Photo by Rainforest Action Network / CC BY

While it may seem that environmental issues are a relatively new thing, courts and arbitrators have been settling disputes since the late 1800’s. It’s hard to believe but even at that early date lawyers were specializing in practices to help save the environment.

It takes many years of study to become a lawyer with most students starting out as paralegals. A paralegal is most often a full-time job which entails assisting council to prepare a case with investigative work and research. The median salary for a paralegal is approximately $45,000 per year, but that depends largely on where the paralegal lives and who they are working for. Caseloads can vary greatly so while one paralegal may assist is a murder trial another may be assisting with a case involving a dog bite. It is at this stage in their career when many studying law decide which type of law they would like to specialize in, such as environmental law.

Environmental issues can be quite complex as they could involve infrastructure and land use, such and environmental crime or impact assessment, resource management and conservation such as game poaching and logging, or pollution control.

Coming to an agreement about such issues is usually done through arbitration, such as the Bering Sea Arbitration which was finally closed in 1893. This case was a fishery dispute between the United States and Great Britain in which regulations were engaged to protect seals from being hunted in the Bering Sea.

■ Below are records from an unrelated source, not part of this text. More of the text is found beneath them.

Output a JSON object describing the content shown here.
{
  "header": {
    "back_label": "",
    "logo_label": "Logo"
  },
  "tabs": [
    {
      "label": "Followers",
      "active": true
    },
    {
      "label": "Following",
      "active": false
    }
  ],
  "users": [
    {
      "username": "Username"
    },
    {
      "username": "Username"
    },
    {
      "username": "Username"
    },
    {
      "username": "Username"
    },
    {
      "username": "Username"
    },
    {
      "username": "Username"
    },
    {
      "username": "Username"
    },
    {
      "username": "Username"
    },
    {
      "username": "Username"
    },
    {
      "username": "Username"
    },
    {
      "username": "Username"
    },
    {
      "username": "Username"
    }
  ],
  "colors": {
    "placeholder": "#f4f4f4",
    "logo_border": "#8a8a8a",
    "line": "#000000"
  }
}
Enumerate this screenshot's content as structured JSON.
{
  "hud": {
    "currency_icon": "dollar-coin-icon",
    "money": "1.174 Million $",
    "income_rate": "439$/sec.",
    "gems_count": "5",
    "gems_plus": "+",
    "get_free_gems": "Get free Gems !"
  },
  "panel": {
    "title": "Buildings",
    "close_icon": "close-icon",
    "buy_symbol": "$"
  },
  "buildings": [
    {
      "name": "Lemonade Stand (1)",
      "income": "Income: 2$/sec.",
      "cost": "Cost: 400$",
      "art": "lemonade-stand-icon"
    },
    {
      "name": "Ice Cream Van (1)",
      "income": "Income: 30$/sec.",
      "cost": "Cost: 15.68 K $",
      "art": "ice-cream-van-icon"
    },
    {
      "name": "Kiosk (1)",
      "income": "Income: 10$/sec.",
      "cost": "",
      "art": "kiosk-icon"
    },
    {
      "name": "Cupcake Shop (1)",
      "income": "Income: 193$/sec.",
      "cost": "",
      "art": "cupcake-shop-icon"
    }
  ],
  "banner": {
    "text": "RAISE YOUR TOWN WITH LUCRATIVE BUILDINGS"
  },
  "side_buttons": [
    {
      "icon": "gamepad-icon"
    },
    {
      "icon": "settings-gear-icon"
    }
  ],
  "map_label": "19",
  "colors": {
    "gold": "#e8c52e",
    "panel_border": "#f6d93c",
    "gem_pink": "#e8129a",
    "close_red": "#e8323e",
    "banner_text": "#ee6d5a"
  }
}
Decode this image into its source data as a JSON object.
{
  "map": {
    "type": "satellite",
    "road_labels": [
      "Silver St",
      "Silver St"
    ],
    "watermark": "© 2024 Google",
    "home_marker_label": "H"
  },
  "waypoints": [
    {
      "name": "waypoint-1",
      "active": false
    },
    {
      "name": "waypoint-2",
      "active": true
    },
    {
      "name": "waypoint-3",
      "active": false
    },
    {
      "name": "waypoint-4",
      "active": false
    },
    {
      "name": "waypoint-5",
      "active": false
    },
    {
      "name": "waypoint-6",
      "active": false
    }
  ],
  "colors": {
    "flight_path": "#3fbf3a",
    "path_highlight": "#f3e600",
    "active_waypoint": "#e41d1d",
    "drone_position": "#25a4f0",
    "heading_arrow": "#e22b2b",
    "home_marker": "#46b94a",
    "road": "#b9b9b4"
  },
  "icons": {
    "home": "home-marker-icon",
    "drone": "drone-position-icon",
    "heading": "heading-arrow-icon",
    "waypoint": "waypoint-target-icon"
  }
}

Great Britain won the arbitration and an agreement was signed in August 1893.

Because of the worldwide recognition that environmental issues now enjoy there has been a surge in the litigation of climate change issues along with special environmental courts to deal with the issues. The population growths of various countries has caused a large uptick in environmental issues such as the population in China needing to wear masks due to air pollution, the lack of waste and garbage removal in India causing disease, and the lack of access to clean water in Latin America.

Creating rules, regulations, and laws to deal with environmental issues is the only way the world will begin to solve these complex issues. The ability to bring polluters to justice is the only way that the pollution issues of the world will begin to be solved. Pollution of all kinds affects everyone in the world, not just one small part of it.